How the importer works (wip)

Calendar Importer Concepts

(I did not name these.)

This document describes the broad high level view of the different parts of PlaceCal that are involved in the calendar importer.

Models

Calendar Model

Holds the user's configuration for importing and any user feedback we need to give them. Also has the option for strategy and related partner information

Event Model

Holds an event information that is used on the front end. Is tightly coupled to calendar.

The worker

Importer

The code that wraps the instance of an import job. Is triggered by an ActiveJob task or manually through rake tasks. It is also used by the calendar model to check if the user supplied source URL is something that can be imported from. If something goes wrong with a job run it is detected and the Importer then tries to update the Calendar to be in an error state (so the user can have some feedback).

Event Resolver

Each incoming event has to be carefully constructed according to the calendar strategy. Some events (from ICS) have recurring rules so one 'source event' may have many 'database event records' as we just populate repeating events manually in the db.

Parser

Parser has two jobs: given a calendar source URL find the appropriate parser to handle that domain and to download and extract the event data from the remote end.
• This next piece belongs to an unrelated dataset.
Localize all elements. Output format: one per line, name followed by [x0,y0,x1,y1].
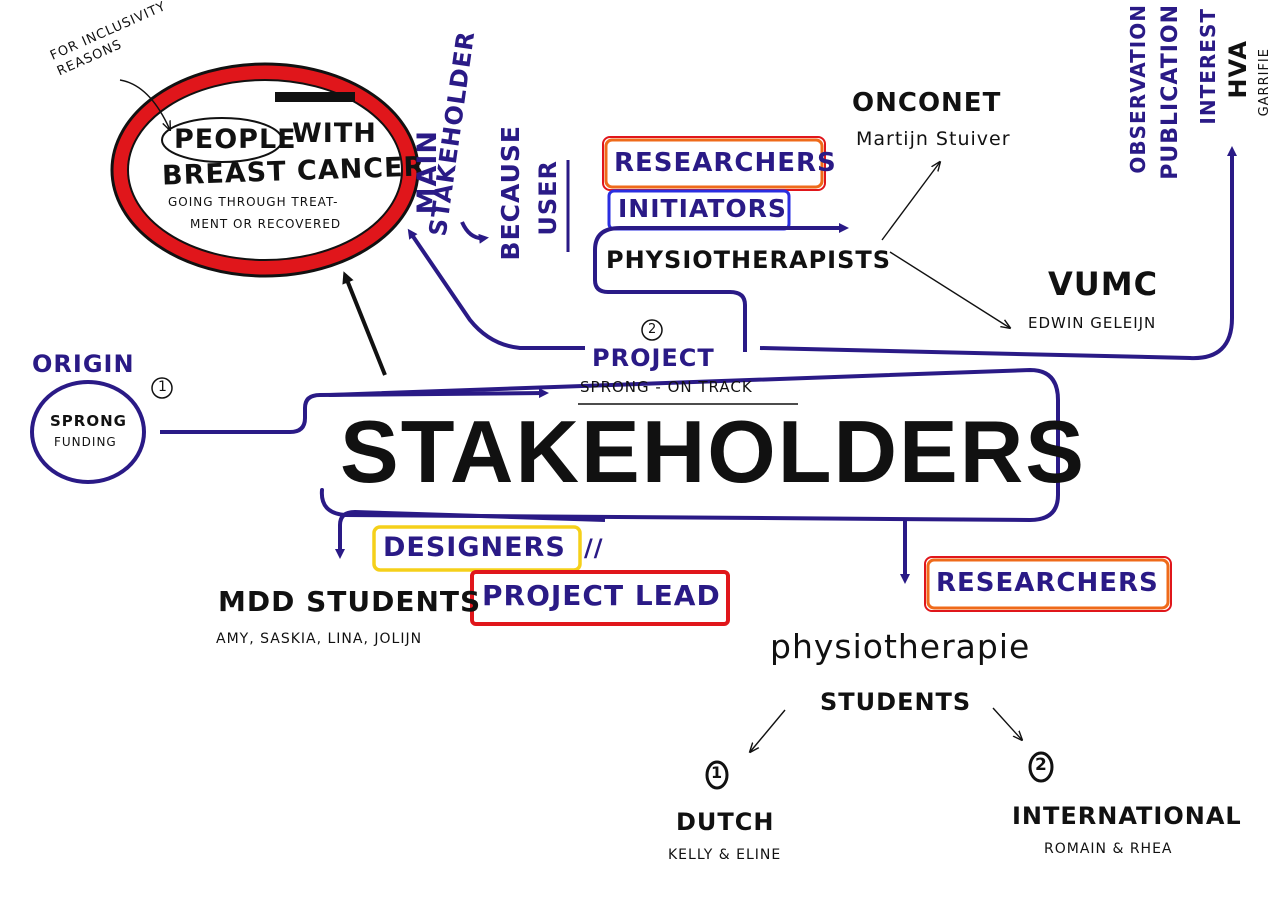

When it has data it then uses that to create IMPORTER events (not application model Events).

Event

The object that takes the disperate data coming in from the parser and presents it in a uniform manner to the EventResolver.

Tasks

Importer tasks reside in the /lib/tasks/events.rake file and perform these basic actions

  • Scan the Calendar table for calendars that are ready for import and push them into the background worker queue for processing.
  • Scan the Calendar table for calendars and run the job immediately in process.
  • Run an import job on one calendar

Basic algorithm

Starting in CalendarImporter:

  • find calendar
  • flag calendar as in worker
  • hand over calendar to CalendarImporterTask
  • catch any exceptions and mark calendar for error

CalendarImporterTask:

  • find parser for calendar source
  • use parser to download raw event data
  • turn raw event data in EventResolver objects
  • go through each event
    • filter out if not relevant to us (is private, is in past)
    • determine location for calendar strategy
    • save event
  • remove any stale events from calendar

EventResolver:

  • determine location from strategy
    • event
    • event_overide
    • place
    • room number
    • no_location
    • online_only
  • save event
    • scope events with the same UID
    • find any events with non matching start_times and end_times
      • destroy
    • find any events that have same time
    • OR make a new event
    • update event with new information

Calendar data extraction

Parsers

Parsers are instantiated based on source URL so different URLs (domains) can be handled. Downloads the remote source payload taking care of API keys or response format. Takes the resulting payload (as JSON, XML, ICS etc) and instantiates the correct Event (not the model) object.

Events

Events exist to ingest raw event data from the Parser and present it in a uniform manner. See e.g. Events::Base#attributes. Also contains common code for event parsing like the HTML/Markdown sanitizer.

Older Notes:

The below is out of date and the importer has since been refactored out of calendar.rb

Here is a pull request for a new importer that shows which files are added or effected when adding a new type of calendar.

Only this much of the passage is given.